Details: Less than two hours long. Stars Miles Teller, J.K. Simmons, and Melissa Benoist.
One of the best parts of being an adult is that I don’t have to take grief from anyone if I don’t have to. At least not to the degree that I did when I was a kid or a student. Watching this movie gave me post-traumatic stress related to the control and oppression I received from the various authorities a child has to obey in this world.
One of those authorities is that of my parents. While there is certainly oppression in the form of discipline or reprimand, there is oppression in a child’s desire to impress or prove themselves to their parents. It is a form of oppression and control which in many ways comes from within the child, rather than from the parent. The protagonist here — Andrew — attends the best music school in the country. He wants to make his father proud. He loves his father very much.
Another form oppression is an external one that comes from authority figures outside the family, like a teacher. In this film, this form of oppression is manifested by the amazing J.K. Simmons who plays Fletcher. Fletcher is an insane professor who heads the best jazz group in the school. He is quick to anger and physical violence, all in the name of pushing the students to their utmost limits musically. Fletcher creates the majority of the conflict and drama in this movie and Simmons’ performance is impressive. He doesn’t take on another persona, but I was truly afraid at times and had flashbacks of moments I felt fear from my teachers. Thankfully, I never feared to such an extreme degree as Andrew feared Fletcher.

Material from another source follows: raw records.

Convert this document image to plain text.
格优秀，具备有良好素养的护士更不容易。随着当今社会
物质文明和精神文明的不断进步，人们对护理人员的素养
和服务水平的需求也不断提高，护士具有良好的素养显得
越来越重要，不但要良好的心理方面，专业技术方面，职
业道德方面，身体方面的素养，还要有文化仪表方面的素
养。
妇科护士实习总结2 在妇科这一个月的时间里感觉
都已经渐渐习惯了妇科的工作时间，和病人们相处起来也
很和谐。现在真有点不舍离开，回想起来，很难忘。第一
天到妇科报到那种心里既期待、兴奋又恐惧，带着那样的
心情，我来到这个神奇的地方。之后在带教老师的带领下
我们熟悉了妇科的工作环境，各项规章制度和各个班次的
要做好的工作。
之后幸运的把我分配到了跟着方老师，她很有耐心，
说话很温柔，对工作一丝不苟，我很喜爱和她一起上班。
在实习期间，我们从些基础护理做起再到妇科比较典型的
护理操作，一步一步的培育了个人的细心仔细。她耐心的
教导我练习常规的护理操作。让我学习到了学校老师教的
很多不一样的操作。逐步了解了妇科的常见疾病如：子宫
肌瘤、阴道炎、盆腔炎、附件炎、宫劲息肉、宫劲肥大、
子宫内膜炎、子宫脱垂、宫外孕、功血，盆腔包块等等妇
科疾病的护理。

Lastly, yet another form of oppression is the internal form which comes from a desire to prove oneself to oneself. Here, Andrew desires to be one of the greatest drummers in history. This is the core of Andrew’s identity and he is willing to sacrifice all — all his health and all his relationships — in order to achieve it.
The story is predictable at first, but somewhere halfway the progression becomes extreme and you learn just how far Andrew is willing to go to prove himself to his father, to Fletcher, and most of all himself. The amount of blood you expect to see in this movie is likely going to be substantially greater than what you think you’re going to see.

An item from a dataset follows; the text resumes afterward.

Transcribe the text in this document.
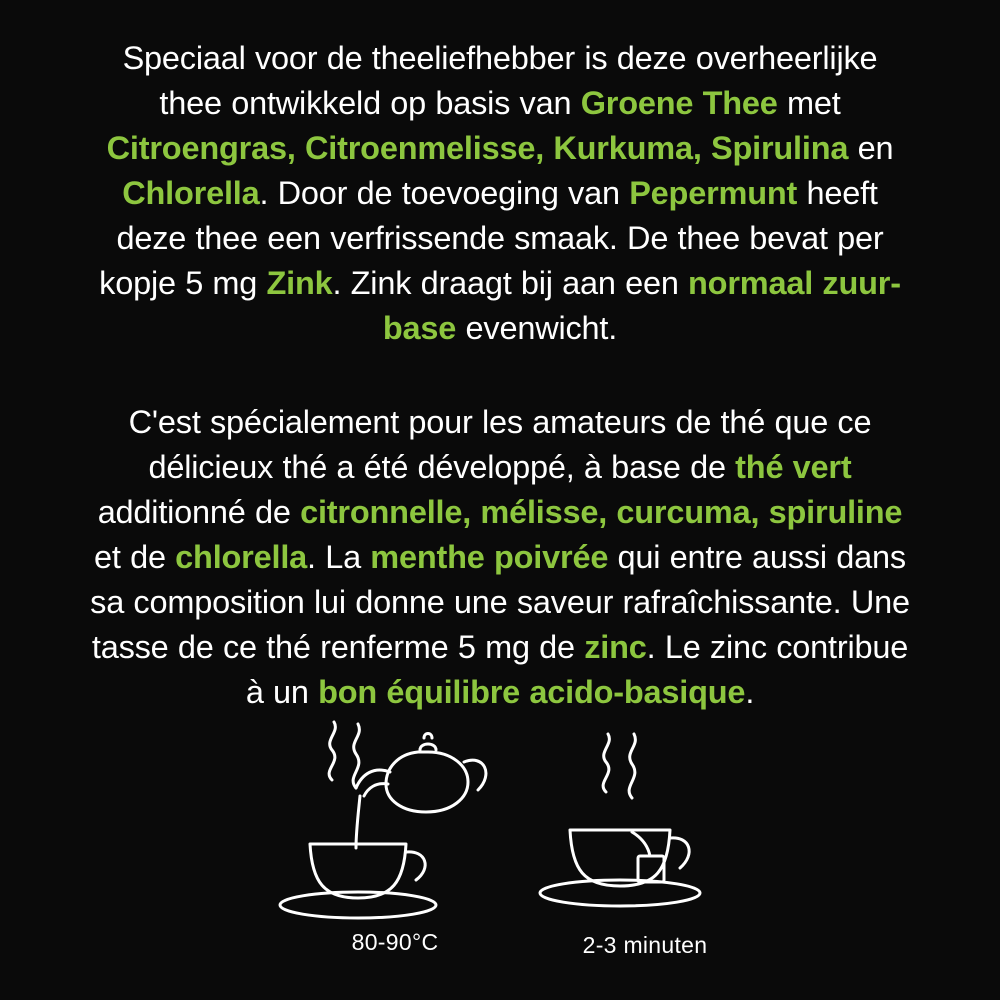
Speciaal voor de theeliefhebber is deze overheerlijke thee ontwikkeld op basis van Groene Thee met Citroengras, Citroenmelisse, Kurkuma, Spirulina en Chlorella. Door de toevoeging van Pepermunt heeft deze thee een verfrissende smaak. De thee bevat per kopje 5 mg Zink. Zink draagt bij aan een normaal zuur-base evenwicht.

C'est spécialement pour les amateurs de thé que ce délicieux thé a été développé, à base de thé vert additionné de citronnelle, mélisse, curcuma, spiruline et de chlorella. La menthe poivrée qui entre aussi dans sa composition lui donne une saveur rafraîchissante. Une tasse de ce thé renferme 5 mg de zinc. Le zinc contribue à un bon équilibre acido-basique.

80-90°C	2-3 minuten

The ending was lovely and culminated in exactly the kind of climax I wanted to see. This is where indie films excel. All plot points need not be neatly tied together with a bow; it is the theme/statement and the expression of that primary theme/statement which is most important. Here, that message was the music and its performance. Jazz reigns supreme.

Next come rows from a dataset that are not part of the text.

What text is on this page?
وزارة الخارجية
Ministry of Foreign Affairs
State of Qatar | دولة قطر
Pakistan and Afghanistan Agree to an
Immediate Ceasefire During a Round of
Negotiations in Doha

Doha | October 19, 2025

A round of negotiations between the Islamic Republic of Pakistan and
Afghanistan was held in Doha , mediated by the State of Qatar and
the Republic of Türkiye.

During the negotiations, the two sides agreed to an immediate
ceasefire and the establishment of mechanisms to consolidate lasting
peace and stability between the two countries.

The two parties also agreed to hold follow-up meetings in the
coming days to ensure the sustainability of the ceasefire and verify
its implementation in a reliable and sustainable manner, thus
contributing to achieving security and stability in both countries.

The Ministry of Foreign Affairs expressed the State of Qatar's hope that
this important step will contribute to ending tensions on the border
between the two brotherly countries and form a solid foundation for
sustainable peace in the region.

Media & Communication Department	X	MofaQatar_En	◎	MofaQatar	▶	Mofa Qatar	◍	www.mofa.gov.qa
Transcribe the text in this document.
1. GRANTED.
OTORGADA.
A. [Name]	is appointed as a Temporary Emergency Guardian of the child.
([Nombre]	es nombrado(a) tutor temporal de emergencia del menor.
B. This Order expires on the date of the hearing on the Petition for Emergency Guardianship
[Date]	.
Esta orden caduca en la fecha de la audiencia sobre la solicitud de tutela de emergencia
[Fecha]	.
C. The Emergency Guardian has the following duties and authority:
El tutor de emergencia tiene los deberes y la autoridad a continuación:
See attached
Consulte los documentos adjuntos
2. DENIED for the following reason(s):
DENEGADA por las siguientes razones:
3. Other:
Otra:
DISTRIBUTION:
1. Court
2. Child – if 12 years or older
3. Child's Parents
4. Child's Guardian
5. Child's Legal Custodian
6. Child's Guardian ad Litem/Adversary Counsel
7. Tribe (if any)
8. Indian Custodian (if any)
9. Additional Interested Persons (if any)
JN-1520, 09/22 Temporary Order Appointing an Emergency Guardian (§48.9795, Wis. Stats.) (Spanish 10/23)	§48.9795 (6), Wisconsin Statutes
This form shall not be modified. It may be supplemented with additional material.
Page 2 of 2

Noteworthy is Melissa Benoist. This is not because she has a very big role in this movie, rather it is because of how easy it is to fall in love with this girl. She is positive, charismatic and hard to resist in her roles be they on Glee or the upcoming Supergirl show. I look forward to seeing more of her in the future.
Score: 7.6 This movie was about drumming and it kept me on the edge of my seat. I loved the movie, but was stressed, exhausted, and satisfied by the end of it. The actors did a great job.